Kembali pada bulan penuh trauma yang sepertinya akan butuh waktu lama untuk kembali biasa saja dengan bulan oktober. rasanya baru kemarin saya menulis sambil menangis di awal-awal perjalanan kuliah. bagaimana haru selalu medatangi setiap kali mengingat lagi masa-masa yang tidak kelam tetapi menguras air mata. 

sekarang ? saya akhirnya sudah melewati wisuda diploma III. wisuda yang saya tunggu sejak hari pertama jadi mahasiswa. impian yang saya tulis besar-besar di salah satu lembaran buku catatan kuliah yang sampai sekarang masih terjaga meskipun sudah mulai usang. impian yang akhirnya terwujud dengan susah payah.

lantas ? saya baru mengerti tentang siklus sebuah perasaan yang dinamakan "impian". dia hanya sebuah kata tetapi kehadirannya di dalam hatimu akan membuat jiwa yang mati hidup kembali. dia yang akan membangunkanmu dari tidur panjang yang begitu sulit membuatmu bangun. dia yang akan seperti seorang teman yang siap menyeka air matamu ketika kau bersedih,. begitulah, impian kukenali dalam hidupku. 

impian begitu baik. sangat baik menemani jiwa-jiwa yang kesepian. tetapi ada satu hal yang tidak kusadari dalam berteman dengan impian. dia tumbuh egois tanpa bisa kau kendalikan.

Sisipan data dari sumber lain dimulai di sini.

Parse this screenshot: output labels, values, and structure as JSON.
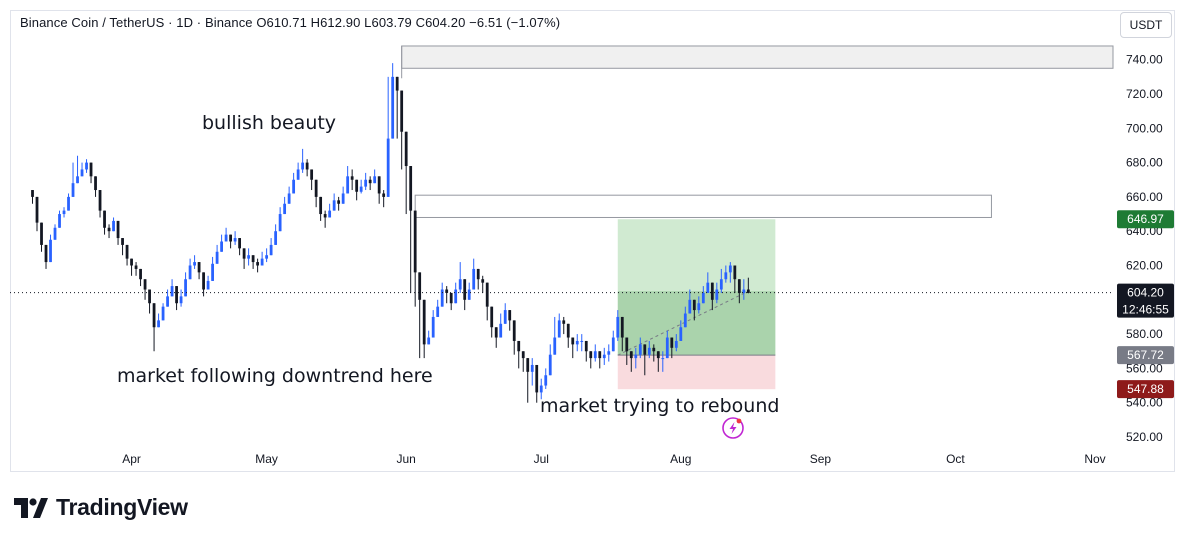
{
  "header": {
    "text": "Binance Coin / TetherUS · 1D · Binance  O610.71  H612.90  L603.79  C604.20  −6.51 (−1.07%)",
    "currency": "USDT"
  },
  "brand": {
    "logo_text": "TradingView"
  },
  "colors": {
    "up": "#2962ff",
    "down": "#131722",
    "profit_zone": "#c8e6c9",
    "loss_zone": "#f8d7da",
    "target_tag": "#1e7b34",
    "stop_tag": "#8e1a1a",
    "entry_tag": "#787b86",
    "price_tag": "#131722"
  },
  "annotations": [
    {
      "text": "bullish beauty"
    },
    {
      "text": "market following downtrend here"
    },
    {
      "text": "market trying to rebound"
    }
  ],
  "chart_data": {
    "type": "candlestick",
    "title": "Binance Coin / TetherUS · 1D · Binance",
    "ylim": [
      510,
      748
    ],
    "y_ticks": [
      520,
      540,
      560,
      580,
      600,
      620,
      640,
      660,
      680,
      700,
      720,
      740
    ],
    "y_tick_labels": [
      "520.00",
      "540.00",
      "560.00",
      "580.00",
      "600.00",
      "620.00",
      "640.00",
      "660.00",
      "680.00",
      "700.00",
      "720.00",
      "740.00"
    ],
    "x_ticks": [
      {
        "label": "Apr",
        "day": 22
      },
      {
        "label": "May",
        "day": 52
      },
      {
        "label": "Jun",
        "day": 83
      },
      {
        "label": "Jul",
        "day": 113
      },
      {
        "label": "Aug",
        "day": 144
      },
      {
        "label": "Sep",
        "day": 175
      },
      {
        "label": "Oct",
        "day": 205
      },
      {
        "label": "Nov",
        "day": 236
      }
    ],
    "x_range_days": [
      -5,
      240
    ],
    "last_price": "604.20",
    "countdown": "12:46:55",
    "ohlc_last": {
      "open": 610.71,
      "high": 612.9,
      "low": 603.79,
      "close": 604.2,
      "change": -6.51,
      "change_pct": -1.07
    },
    "position": {
      "start_day": 130,
      "end_day": 165,
      "entry": 567.72,
      "target": 646.97,
      "stop": 547.88,
      "entry_label": "567.72",
      "target_label": "646.97",
      "stop_label": "547.88"
    },
    "zones": [
      {
        "from_day": 82,
        "to_day": 255,
        "low": 735,
        "high": 748,
        "fill": "#f0f0f0"
      },
      {
        "from_day": 85,
        "to_day": 213,
        "low": 648,
        "high": 661,
        "fill": "#ffffff"
      }
    ],
    "closes": [
      660,
      645,
      632,
      622,
      635,
      642,
      650,
      652,
      660,
      668,
      672,
      676,
      680,
      672,
      664,
      652,
      642,
      640,
      646,
      636,
      632,
      624,
      620,
      618,
      612,
      606,
      598,
      584,
      588,
      596,
      602,
      608,
      598,
      602,
      612,
      620,
      622,
      616,
      606,
      611,
      621,
      628,
      634,
      638,
      634,
      636,
      630,
      624,
      626,
      622,
      620,
      624,
      626,
      632,
      640,
      650,
      656,
      662,
      670,
      676,
      680,
      676,
      670,
      660,
      650,
      648,
      652,
      658,
      656,
      662,
      672,
      670,
      663,
      666,
      670,
      668,
      672,
      662,
      660,
      694,
      730,
      722,
      698,
      678,
      652,
      616,
      600,
      574,
      578,
      590,
      596,
      606,
      604,
      598,
      606,
      612,
      600,
      606,
      618,
      612,
      610,
      596,
      584,
      578,
      586,
      594,
      588,
      576,
      570,
      566,
      558,
      562,
      546,
      550,
      556,
      568,
      578,
      588,
      586,
      578,
      574,
      576,
      576,
      570,
      566,
      570,
      566,
      568,
      570,
      578,
      590,
      578,
      570,
      566,
      568,
      574,
      568,
      572,
      570,
      566,
      566,
      578,
      572,
      576,
      584,
      592,
      600,
      594,
      598,
      604,
      610,
      600,
      606,
      612,
      616,
      620,
      612,
      604,
      606,
      604
    ],
    "highs": [
      664,
      648,
      636,
      626,
      638,
      644,
      652,
      654,
      662,
      680,
      684,
      680,
      682,
      676,
      668,
      656,
      646,
      644,
      648,
      638,
      636,
      628,
      624,
      622,
      616,
      608,
      602,
      590,
      592,
      598,
      606,
      612,
      602,
      606,
      616,
      624,
      626,
      620,
      610,
      614,
      625,
      632,
      638,
      642,
      638,
      640,
      634,
      628,
      630,
      626,
      624,
      628,
      630,
      636,
      644,
      654,
      660,
      666,
      674,
      680,
      688,
      682,
      674,
      664,
      654,
      652,
      656,
      662,
      660,
      666,
      678,
      676,
      666,
      670,
      674,
      672,
      676,
      666,
      664,
      730,
      738,
      728,
      702,
      682,
      656,
      620,
      610,
      580,
      582,
      594,
      600,
      610,
      608,
      602,
      610,
      622,
      606,
      610,
      624,
      616,
      614,
      600,
      590,
      582,
      592,
      598,
      592,
      582,
      574,
      570,
      562,
      566,
      552,
      554,
      560,
      574,
      590,
      592,
      590,
      582,
      578,
      580,
      580,
      574,
      570,
      574,
      570,
      572,
      574,
      582,
      594,
      584,
      576,
      570,
      572,
      578,
      572,
      576,
      574,
      570,
      570,
      582,
      576,
      580,
      588,
      596,
      606,
      598,
      602,
      608,
      616,
      604,
      610,
      618,
      620,
      622,
      618,
      610,
      612,
      612.9
    ],
    "lows": [
      656,
      640,
      628,
      618,
      630,
      640,
      646,
      648,
      656,
      664,
      668,
      672,
      674,
      668,
      660,
      648,
      638,
      636,
      640,
      632,
      626,
      620,
      614,
      614,
      608,
      600,
      592,
      570,
      584,
      592,
      598,
      604,
      594,
      596,
      606,
      616,
      618,
      612,
      602,
      606,
      616,
      624,
      630,
      634,
      630,
      632,
      626,
      618,
      620,
      618,
      616,
      620,
      622,
      628,
      636,
      646,
      652,
      658,
      666,
      672,
      674,
      672,
      664,
      654,
      646,
      642,
      648,
      654,
      652,
      658,
      666,
      664,
      658,
      662,
      664,
      664,
      668,
      656,
      654,
      660,
      714,
      694,
      676,
      650,
      604,
      596,
      566,
      566,
      574,
      584,
      590,
      600,
      598,
      594,
      600,
      604,
      594,
      600,
      610,
      606,
      604,
      588,
      578,
      572,
      580,
      588,
      582,
      568,
      560,
      558,
      540,
      550,
      540,
      542,
      548,
      562,
      572,
      578,
      580,
      572,
      566,
      570,
      570,
      564,
      560,
      564,
      560,
      562,
      564,
      572,
      576,
      570,
      562,
      558,
      560,
      566,
      556,
      566,
      564,
      558,
      558,
      570,
      566,
      570,
      576,
      586,
      592,
      588,
      592,
      598,
      604,
      594,
      598,
      604,
      610,
      610,
      604,
      598,
      600,
      603.79
    ]
  }
}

EGOIS. SANGAT EGOIS.

4 Tahun yang lalu, impianku hanya satu. lulus dari kampus dengan predikat cum laude tepat waktu. and then? itu terwujud. lantas apakah dia berhenti disitu? Jawabannya tidak. Impian yang menjadi kenyataan justru menjadi sebuah bahan bakar untuk tumbuh lebih egois. ingin lebih banyak, maju lebih depan dari apa yang sudah kucapai. aku tak mau hanya jadi lulusan diploma III. aku mau jadi Sarjana, aku mau jadi master kalo perlu aku mau jadi doktor. aku suka belajar dan aku menemukan tempat dimana aku merasa penting dan dibutuhkan orang-orang.

tapi, bagaimana dengan ayah ibu? apa impian mereka padaku sebenarnya?

dan aku bukan lagi gadis kecil yang dulu begitu keras pada impiannya sendiri. terkadang kulihat ibu dan ayahku dan abru tersadar mereka sudah mulai renta. rambut putih ayah yang dulu susah payah kudapatkan untuk dicabut karena disogok 500 perak per rambut putih kini sudah memenuhi kepalanya. mama yang dulu kuat tak terpatahkan sekarang mulai sering lelah, mulai tak seimbang diatas kakinya berdiri. dan aku? tidakkah rasanya egois jika hanya berfikir tentang impianku sendiri? 

haruskah kutuntaskan satu impian ini lalu menoleh pada impian orang tuaku sebenarnya? menikah? aku mau menikah, tapi belum bertemu seseorang yang membuatku yakin untuk melangkah, kecuali orang yang pernah dengan kekuatan cinta (ya ampun hahaha) kurajutkan syal agar bisa ia pakai ketika kelak ia berangkat ke jepang (aku mencintaina dengan caraku, dengan mendukung apa yang ia impikan, keren kan?) ah sudahlah, sepertinya dia bukan jodohku hehehe.. setelah menyerah tentang apa yang kurasakan padanya, kita malah ketemu jadi dosen dan mahasiswa di kelas yang akupun tak pernah membayangkan. hahaha..

jadi? sudahkah saatnya mula mengalah dan menjadi anak yang patuh?